Agressions et attaques contre les immigrés

Ce triste épisode survient à un moment où la Serie A essaie tant bien que mal de redorer son blason sur ce versant, notamment en ce qui concerne la mauvaise réputation de ses tribunes et de l’ambiance dans les stades. Les ultras ont pour leur part célébré les 50 ans de leur mouvement. Une fête a notamment été organisée par les Rossoneri à Milan en l’honneur du 50e anniversaire de la fondation de la Fossa dei Leoni. Mais, signe des temps qui finalement signifie beaucoup, était présent Matteo Salvini, ministre de l’Intérieur issu de la Ligue du Nord, parti d’extrême droite arrivé au pouvoir grâce à son alliance avec le Mouvement populiste 5 étoiles. Nous sommes bien loin des Che Guevara affichés un temps à San Siro.

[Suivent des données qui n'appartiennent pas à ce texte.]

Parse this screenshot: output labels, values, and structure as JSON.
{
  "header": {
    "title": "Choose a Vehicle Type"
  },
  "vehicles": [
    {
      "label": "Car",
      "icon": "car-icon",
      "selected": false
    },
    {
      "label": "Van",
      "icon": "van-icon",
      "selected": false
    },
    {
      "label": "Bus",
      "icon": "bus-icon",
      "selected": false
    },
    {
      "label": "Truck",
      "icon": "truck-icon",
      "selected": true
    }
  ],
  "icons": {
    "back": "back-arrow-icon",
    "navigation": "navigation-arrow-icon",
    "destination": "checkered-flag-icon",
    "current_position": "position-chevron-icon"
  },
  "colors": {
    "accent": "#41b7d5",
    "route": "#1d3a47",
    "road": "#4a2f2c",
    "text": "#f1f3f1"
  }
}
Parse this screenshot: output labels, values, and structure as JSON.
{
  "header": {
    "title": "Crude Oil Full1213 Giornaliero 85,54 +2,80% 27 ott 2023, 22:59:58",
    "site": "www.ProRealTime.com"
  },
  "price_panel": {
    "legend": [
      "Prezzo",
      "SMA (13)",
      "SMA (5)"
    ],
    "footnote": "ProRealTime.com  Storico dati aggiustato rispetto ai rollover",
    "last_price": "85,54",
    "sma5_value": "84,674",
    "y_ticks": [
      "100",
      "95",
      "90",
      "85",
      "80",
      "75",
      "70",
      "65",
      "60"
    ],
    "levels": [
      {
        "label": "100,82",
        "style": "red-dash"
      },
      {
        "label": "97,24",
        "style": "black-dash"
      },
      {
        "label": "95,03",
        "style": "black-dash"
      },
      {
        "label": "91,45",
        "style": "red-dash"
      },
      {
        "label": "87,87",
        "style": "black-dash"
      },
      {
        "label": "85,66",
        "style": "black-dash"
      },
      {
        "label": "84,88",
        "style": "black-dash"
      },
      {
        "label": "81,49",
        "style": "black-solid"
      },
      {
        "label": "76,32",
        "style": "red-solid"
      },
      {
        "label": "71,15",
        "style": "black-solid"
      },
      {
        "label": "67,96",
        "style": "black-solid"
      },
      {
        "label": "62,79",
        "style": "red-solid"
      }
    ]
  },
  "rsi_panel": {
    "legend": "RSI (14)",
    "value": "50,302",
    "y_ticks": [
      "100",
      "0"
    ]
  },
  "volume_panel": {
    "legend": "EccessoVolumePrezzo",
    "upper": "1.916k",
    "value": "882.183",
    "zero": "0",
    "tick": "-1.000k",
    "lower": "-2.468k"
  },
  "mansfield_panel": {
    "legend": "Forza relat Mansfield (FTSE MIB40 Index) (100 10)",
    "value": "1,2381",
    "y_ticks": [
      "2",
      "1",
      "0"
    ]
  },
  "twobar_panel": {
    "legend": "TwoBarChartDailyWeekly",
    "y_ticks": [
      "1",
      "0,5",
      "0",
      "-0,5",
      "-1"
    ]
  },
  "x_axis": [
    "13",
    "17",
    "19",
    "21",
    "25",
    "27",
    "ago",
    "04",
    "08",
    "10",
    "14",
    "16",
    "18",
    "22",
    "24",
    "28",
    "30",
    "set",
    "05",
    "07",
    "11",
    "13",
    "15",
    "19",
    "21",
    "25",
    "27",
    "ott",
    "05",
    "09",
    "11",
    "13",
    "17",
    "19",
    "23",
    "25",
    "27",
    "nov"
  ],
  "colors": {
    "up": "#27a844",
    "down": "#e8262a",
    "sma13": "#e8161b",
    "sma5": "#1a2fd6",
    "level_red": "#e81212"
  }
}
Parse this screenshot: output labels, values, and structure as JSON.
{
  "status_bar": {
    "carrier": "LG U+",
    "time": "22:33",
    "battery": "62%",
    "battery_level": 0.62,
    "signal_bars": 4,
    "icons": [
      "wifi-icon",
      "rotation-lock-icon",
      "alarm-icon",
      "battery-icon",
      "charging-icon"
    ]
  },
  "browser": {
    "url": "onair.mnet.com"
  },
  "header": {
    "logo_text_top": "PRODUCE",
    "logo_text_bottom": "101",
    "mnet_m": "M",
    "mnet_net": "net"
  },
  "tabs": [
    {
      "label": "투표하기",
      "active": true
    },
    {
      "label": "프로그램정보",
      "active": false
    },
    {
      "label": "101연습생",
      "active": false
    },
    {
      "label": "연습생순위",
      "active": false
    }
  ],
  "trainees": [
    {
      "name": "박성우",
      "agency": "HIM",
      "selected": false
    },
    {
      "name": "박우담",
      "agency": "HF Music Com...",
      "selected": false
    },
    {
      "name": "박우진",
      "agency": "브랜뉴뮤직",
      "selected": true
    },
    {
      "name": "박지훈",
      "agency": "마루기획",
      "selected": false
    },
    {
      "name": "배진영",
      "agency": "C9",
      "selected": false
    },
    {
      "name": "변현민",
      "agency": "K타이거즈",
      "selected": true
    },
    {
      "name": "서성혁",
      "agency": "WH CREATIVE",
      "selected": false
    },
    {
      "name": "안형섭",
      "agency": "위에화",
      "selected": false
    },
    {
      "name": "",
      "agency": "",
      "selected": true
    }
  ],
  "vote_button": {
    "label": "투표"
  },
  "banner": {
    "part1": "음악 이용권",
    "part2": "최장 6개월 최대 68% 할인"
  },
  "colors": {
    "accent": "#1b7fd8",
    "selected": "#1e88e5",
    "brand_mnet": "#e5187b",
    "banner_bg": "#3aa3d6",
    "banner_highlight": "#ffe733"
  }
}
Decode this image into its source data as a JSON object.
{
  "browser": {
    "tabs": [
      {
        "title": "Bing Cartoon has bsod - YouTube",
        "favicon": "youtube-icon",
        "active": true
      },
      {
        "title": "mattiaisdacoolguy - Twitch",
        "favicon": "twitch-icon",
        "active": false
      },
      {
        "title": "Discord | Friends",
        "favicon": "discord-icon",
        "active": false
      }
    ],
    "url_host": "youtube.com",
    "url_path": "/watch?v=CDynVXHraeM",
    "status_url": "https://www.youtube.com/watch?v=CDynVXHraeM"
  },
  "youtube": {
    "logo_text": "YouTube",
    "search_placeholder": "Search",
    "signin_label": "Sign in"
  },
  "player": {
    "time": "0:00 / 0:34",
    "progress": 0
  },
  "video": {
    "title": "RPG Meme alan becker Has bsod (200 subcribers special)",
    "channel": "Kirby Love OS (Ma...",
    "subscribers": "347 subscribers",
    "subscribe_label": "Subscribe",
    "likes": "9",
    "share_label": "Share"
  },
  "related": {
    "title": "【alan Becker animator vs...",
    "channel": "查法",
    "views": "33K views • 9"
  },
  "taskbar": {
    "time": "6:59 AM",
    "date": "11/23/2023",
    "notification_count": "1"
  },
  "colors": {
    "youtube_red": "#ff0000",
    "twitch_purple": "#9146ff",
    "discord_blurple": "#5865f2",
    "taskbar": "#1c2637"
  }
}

Car ce qui se manifeste dans le foot s’inscrit dans un contexte bien plus large et toxique. La société italienne est traversée par une vague anti-immigrés et raciste de plus en plus décomplexée, parfois cautionnée donc dorénavant par le plus haut sommet de l’État, du moins dans les discours ( « pour les clandestins, la fête est finie » déclara Salvini). Les agressions et les attaques contre les immigrés, migrants, ou simplement noirs, se multiplient, jusqu’au meurtre, comme ce fut le cas pour le jeune syndicaliste malien Soumaïla Sacko, assassiné en Calabre de plusieurs coups de fusil. Les exemples sont trop nombreux. Et nous sommes bien loin des gradins.

Arrêter le match

Toutefois, cette toile de fond ne saurait absoudre le foot de ses responsabilités et encore moins de son devoir. Or, pour le moins, personne ne semble pressé de s’emparer vraiment du sujet. S’il arrive que des sanctions financières tombent et soient appliquées a posteriori, quels peuvent bien être leur impact et leur fonction, y compris seulement symboliques ? Apparemment, il demeure toujours compliqué de vouloir toucher au sacro-saint « bon déroulé du match » . On peut certes l’interrompre pour un jet de fumigène ou une invasion de supporters, voire à la suite de banderoles désagréables pour la direction, mais certainement pas lorsqu’un joueur doit entendre 90 minutes de mauvaises imitations animalières.

Carlo Ancelotti, l’entraîneur de Naples, s’est en tout cas montré très ferme au terme de la rencontre. « On a demandé trois fois la suspension du match et il y a eu trois annonces. Mais le match a continué.(…)La solution existe. Il faut interrompre le match. Il faut juste savoir quand, à partir de combien d’annonces. Et si on ne sait pas, alors la prochaine fois, c’est nous qui nous arrêterons. » Il est malheureusement à peu près certain que l’on aura l’opportunité de le prendre au mot…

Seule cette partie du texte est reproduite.